In a New York Times article published on April 2, Steven Greenhouse looked at the legality and implications of unpaid internships throughout the country. Especially in this less-than-stellar economic season, unpaid internships have been attractive alternatives for employers. Apparently, Stanford University is no exception to this trend.
Lance Choy, director of the Career Development Center (CDC) is quoted in Greenhouse’s article as saying that the number of unpaid internships at Stanford has tripled in the past two years.
“Let me make a clarification,” said Choy. “It’s employers who are doing most of the hiring for unpaid internships, and some of them are illegal. Stanford may hire some, but the majority of positions are with independent employers. As to why employers are hiring unpaid interns – your guess is probably as good as mine. Cost savings? Lack of awareness of labor laws? The recession?”

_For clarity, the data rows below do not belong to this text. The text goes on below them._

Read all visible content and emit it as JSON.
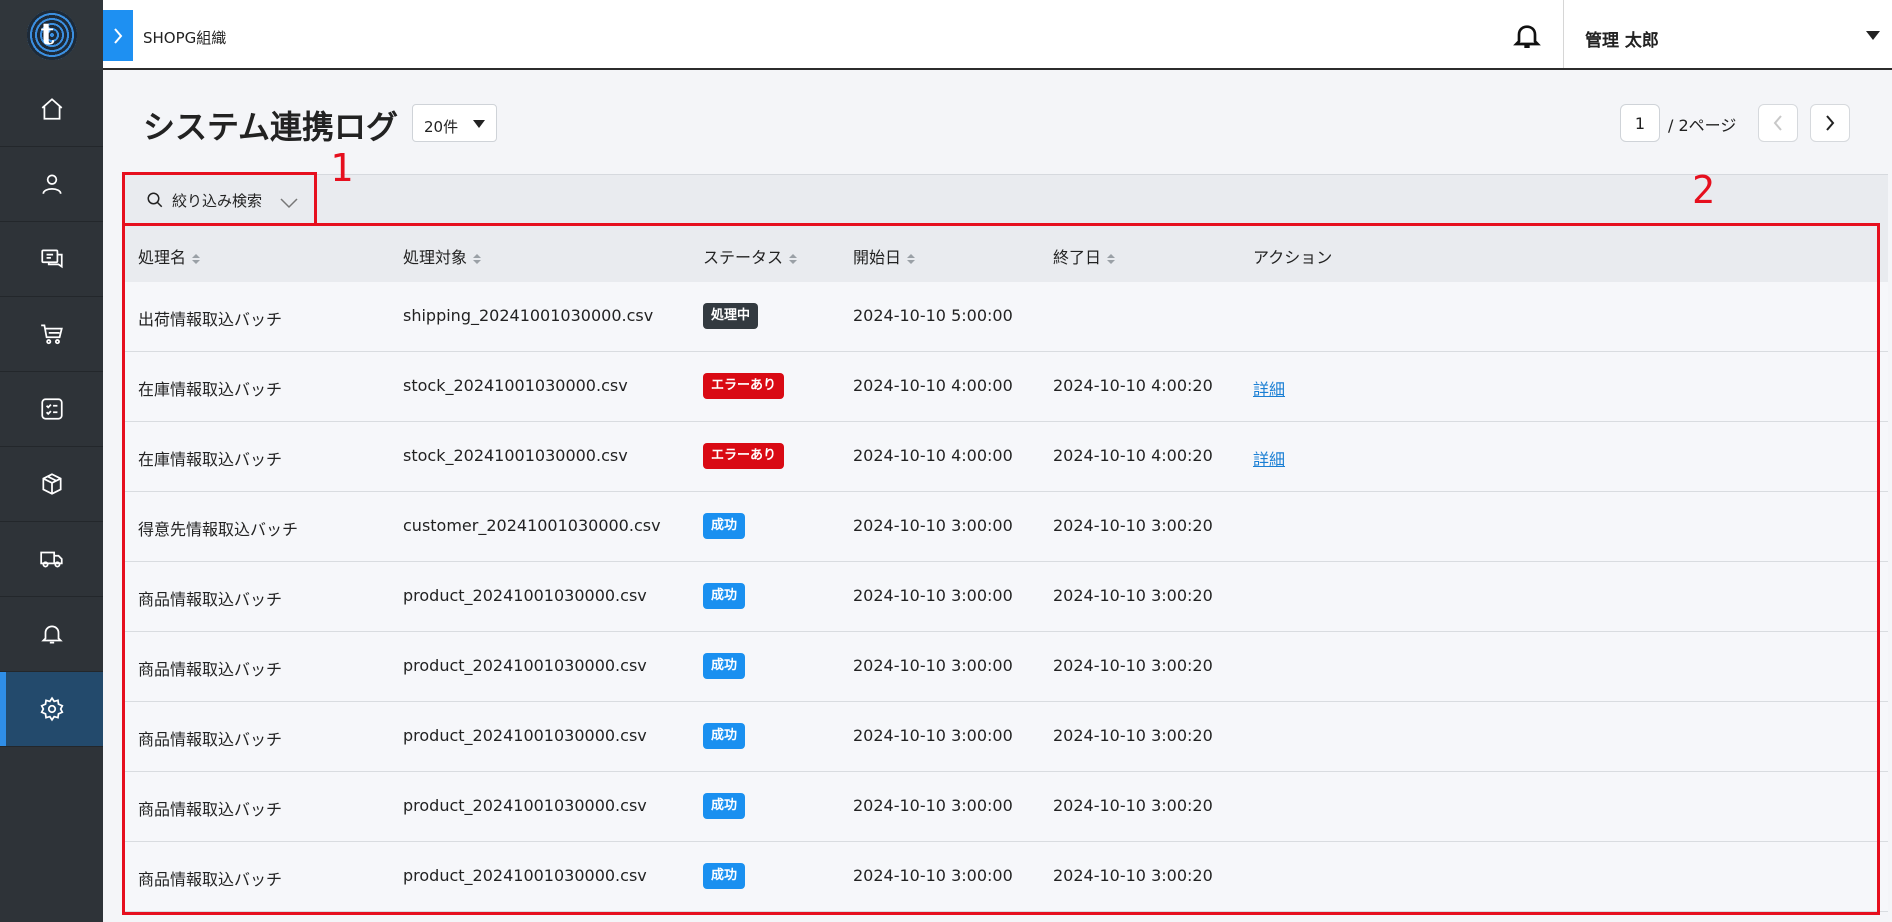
{
  "header": {
    "org_name": "SHOPG組織",
    "user_name": "管理 太郎"
  },
  "sidebar": {
    "items": [
      {
        "icon": "home-icon"
      },
      {
        "icon": "user-icon"
      },
      {
        "icon": "chat-icon"
      },
      {
        "icon": "cart-icon"
      },
      {
        "icon": "checklist-icon"
      },
      {
        "icon": "package-icon"
      },
      {
        "icon": "truck-icon"
      },
      {
        "icon": "bell-icon"
      },
      {
        "icon": "gear-icon",
        "active": true
      }
    ]
  },
  "page": {
    "title": "システム連携ログ",
    "per_page": "20件",
    "current_page": "1",
    "total_pages_label": "/ 2ページ"
  },
  "filter": {
    "label": "絞り込み検索"
  },
  "table": {
    "columns": [
      "処理名",
      "処理対象",
      "ステータス",
      "開始日",
      "終了日",
      "アクション"
    ],
    "rows": [
      {
        "name": "出荷情報取込バッチ",
        "target": "shipping_20241001030000.csv",
        "status": "処理中",
        "status_type": "processing",
        "start": "2024-10-10 5:00:00",
        "end": "",
        "action": ""
      },
      {
        "name": "在庫情報取込バッチ",
        "target": "stock_20241001030000.csv",
        "status": "エラーあり",
        "status_type": "error",
        "start": "2024-10-10 4:00:00",
        "end": "2024-10-10 4:00:20",
        "action": "詳細"
      },
      {
        "name": "在庫情報取込バッチ",
        "target": "stock_20241001030000.csv",
        "status": "エラーあり",
        "status_type": "error",
        "start": "2024-10-10 4:00:00",
        "end": "2024-10-10 4:00:20",
        "action": "詳細"
      },
      {
        "name": "得意先情報取込バッチ",
        "target": "customer_20241001030000.csv",
        "status": "成功",
        "status_type": "success",
        "start": "2024-10-10 3:00:00",
        "end": "2024-10-10 3:00:20",
        "action": ""
      },
      {
        "name": "商品情報取込バッチ",
        "target": "product_20241001030000.csv",
        "status": "成功",
        "status_type": "success",
        "start": "2024-10-10 3:00:00",
        "end": "2024-10-10 3:00:20",
        "action": ""
      },
      {
        "name": "商品情報取込バッチ",
        "target": "product_20241001030000.csv",
        "status": "成功",
        "status_type": "success",
        "start": "2024-10-10 3:00:00",
        "end": "2024-10-10 3:00:20",
        "action": ""
      },
      {
        "name": "商品情報取込バッチ",
        "target": "product_20241001030000.csv",
        "status": "成功",
        "status_type": "success",
        "start": "2024-10-10 3:00:00",
        "end": "2024-10-10 3:00:20",
        "action": ""
      },
      {
        "name": "商品情報取込バッチ",
        "target": "product_20241001030000.csv",
        "status": "成功",
        "status_type": "success",
        "start": "2024-10-10 3:00:00",
        "end": "2024-10-10 3:00:20",
        "action": ""
      },
      {
        "name": "商品情報取込バッチ",
        "target": "product_20241001030000.csv",
        "status": "成功",
        "status_type": "success",
        "start": "2024-10-10 3:00:00",
        "end": "2024-10-10 3:00:20",
        "action": ""
      }
    ]
  },
  "annotations": [
    {
      "label": "1"
    },
    {
      "label": "2"
    }
  ],
  "colors": {
    "accent": "#1a90f0",
    "error": "#d90a14",
    "processing": "#333a40",
    "annotation": "#e60f1e"
  }
}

In accordance with the Department of Labor’s Fair Labor Standard’s Act, Stanford University – technically a non-profit organization – is legally permitted to accept assistance from volunteers. As such, Stanford University breaks no law by increasing the number of unpaid internships, as it has been doing over the past years. However, independent organizations or companies affiliated with Stanford, depending on their for-profit or non-profit status, may or may not be legally permitted to offer unpaid internships.
Of course, salary or stipend amount is an important factor for why students work or intern. But just how much?
For a lot of students, finances are important and working for no monetary compensation is not an option. “I receive financial aid for three quarters every year”—said one senior— “and I need to break even [to compensate for summer housing] during the summers.”
The same student remarked that during the year, she works as a tutor for the Center for Teaching and Learning (CTL). She says her financial package creates an incentive for her to choose a meaningful job like tutoring for the CTL over more lucrative options: “I tutor because I want to give back. Actually, I don’t even know how much I make [as a tutor]!”
Maria del Carmen Barrios ’13 says that she has paid for her own education ever since high school in her home country of Mexico. Because she has always been very responsible with her own expenses, Barrios does not underestimate the value of good pay.
Barrios, who works with the Stanford Drama Department, says that while Stanford University’s starting salary of $11.80/hour is a definite plus – it’s much better than the 16 pesos, or $2.50, average starting wage in Mexico – the personal benefits matter just as much. According to Barrios, working at the drama department offers considerable academic benefits and valuable work experience. “Employers make the position expectations very clear and we are treated well,” says Barrios.
Why would students work for free? Perhaps certain work opportunities offer valuable experience and networking that are rewards in and of themselves. CDC Director Choy surmises that students would work for free in order to enjoy “the experience, professional development, skill development, contacts, or references.”
One sophomore student, who is works as a section leader for the Computer Science department, agrees. “I don’t work for the money.” Rather, she is attracted to the job because of the academic benefit of teaching, the work experience (which is always nice for one’s resume), and the fact that section leading helps to secure employment in the future. “Oftentimes, employers from businesses in computer science were once section leaders themselves. They know the program,” she concluded.
A soon-to-be junior who intends to major in Symbolic Systems says that while she intends to partake in a paid research project at Stanford this summer, she would have accepted the research position had it been unpaid. “As a recently decided SymSys major, my career path has become much more open,” she said. This summer research will be important for her in her process of narrowing down to the specific branch of SymSys she will ultimately pursue. For her, salary size was not the deciding factor.
This fact – that many students are willing to work for no monetary compensation as long as other benefits exist – seems to indicate that students take work opportunities based on a wide range of criteria; money is important, but personal growth, academic experience, and networking are equally attractive in most cases.
Christopher O’Brien ’12 agrees. “Finances are important,” contends O’Brien, who plans to take a paid research position with the Stanford Physics Department. Yet, he realizes that all of the aforementioned benefits mean just as much. Experience, connections, resume, and academic benefit are all important as well, and many students will see past the salary when judging the value of potential internships and employment offers.